Худой, с тонкими, не скрывающими череп волосами военврач Свиридов говорил, что в голову Ильи при таком вмешательстве лучше не лезть, что это чудо и что войну не помнить — чудо еще большее. Еще одним чудом Свиридов считал голову пациента. Он разглядывал ее, как ребенок музыкальную шкатулку, но все равно был непреклонен: после выписки комиссование и инвалидность.
Илья видел, как во дворе собираются готовые к отправке домой безногие, безрукие, слепые, половинки людей, ползающих в специально сшитых кожаных подушках. Ни он, ни Витька никогда к ним не подходили. Как-то Витька сказал, что даже наша великая страна не выдержит такого наплыва искореженного мяса. Чтобы Илью не записали в инвалиды, он предложил нажать на Свиридова.
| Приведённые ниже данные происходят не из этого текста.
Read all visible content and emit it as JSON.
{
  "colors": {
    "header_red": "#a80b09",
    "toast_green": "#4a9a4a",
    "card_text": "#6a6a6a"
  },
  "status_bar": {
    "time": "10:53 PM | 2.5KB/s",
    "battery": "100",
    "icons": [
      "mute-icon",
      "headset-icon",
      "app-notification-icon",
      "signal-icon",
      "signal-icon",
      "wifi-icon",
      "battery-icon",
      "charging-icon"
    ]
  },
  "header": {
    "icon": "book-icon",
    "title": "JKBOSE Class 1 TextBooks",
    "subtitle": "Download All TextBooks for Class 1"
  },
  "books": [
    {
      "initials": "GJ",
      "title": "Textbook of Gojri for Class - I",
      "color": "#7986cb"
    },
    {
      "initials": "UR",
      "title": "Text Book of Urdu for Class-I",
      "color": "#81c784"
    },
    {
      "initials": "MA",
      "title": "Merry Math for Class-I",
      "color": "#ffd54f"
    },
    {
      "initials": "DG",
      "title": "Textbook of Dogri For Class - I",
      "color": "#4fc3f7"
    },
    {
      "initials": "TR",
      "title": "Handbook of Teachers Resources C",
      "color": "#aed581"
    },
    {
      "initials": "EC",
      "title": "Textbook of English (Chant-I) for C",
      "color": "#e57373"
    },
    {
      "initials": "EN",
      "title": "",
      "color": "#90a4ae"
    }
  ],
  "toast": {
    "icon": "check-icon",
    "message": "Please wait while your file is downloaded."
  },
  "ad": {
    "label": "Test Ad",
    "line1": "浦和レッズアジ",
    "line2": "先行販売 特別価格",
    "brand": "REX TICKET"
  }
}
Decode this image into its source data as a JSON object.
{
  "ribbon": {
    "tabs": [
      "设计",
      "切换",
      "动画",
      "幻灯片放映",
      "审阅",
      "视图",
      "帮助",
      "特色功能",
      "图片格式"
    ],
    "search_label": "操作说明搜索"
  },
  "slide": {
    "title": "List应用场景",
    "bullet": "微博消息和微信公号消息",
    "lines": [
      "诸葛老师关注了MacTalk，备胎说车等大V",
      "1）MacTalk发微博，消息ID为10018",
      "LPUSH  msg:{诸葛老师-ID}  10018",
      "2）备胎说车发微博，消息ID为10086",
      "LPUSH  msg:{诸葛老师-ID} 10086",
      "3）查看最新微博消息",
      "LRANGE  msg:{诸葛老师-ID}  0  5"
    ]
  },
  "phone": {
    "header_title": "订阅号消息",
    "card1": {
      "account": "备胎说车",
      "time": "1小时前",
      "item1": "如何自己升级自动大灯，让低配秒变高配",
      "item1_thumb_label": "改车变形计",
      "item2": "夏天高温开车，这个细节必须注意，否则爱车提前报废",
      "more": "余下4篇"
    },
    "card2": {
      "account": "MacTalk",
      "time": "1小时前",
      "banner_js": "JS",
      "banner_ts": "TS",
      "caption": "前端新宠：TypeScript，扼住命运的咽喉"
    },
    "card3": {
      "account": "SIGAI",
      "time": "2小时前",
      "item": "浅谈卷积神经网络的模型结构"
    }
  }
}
Повод был. Врач без платы и приказа раздавал лекарства немцам. Те, как голуби на крошки, собирались на заднем дворе школы, где располагался госпиталь — сидели на скамейках у спортивной площадки, смотрели, как санитары и легкораненые играли в футбол. Улыбались чужим. Врача они знали в лицо и переставали улыбаться, как только он выходил. Свиридов говорил с каждым, записывал в блокнот, иногда тут же осматривал. Ширмой ему служили плотно стоявшие вокруг люди. В госпитале все об этом знали и молчали. От бога был врач. Многих с того света вернул. Поговаривали даже, что он туда за людьми ходил, как на службу.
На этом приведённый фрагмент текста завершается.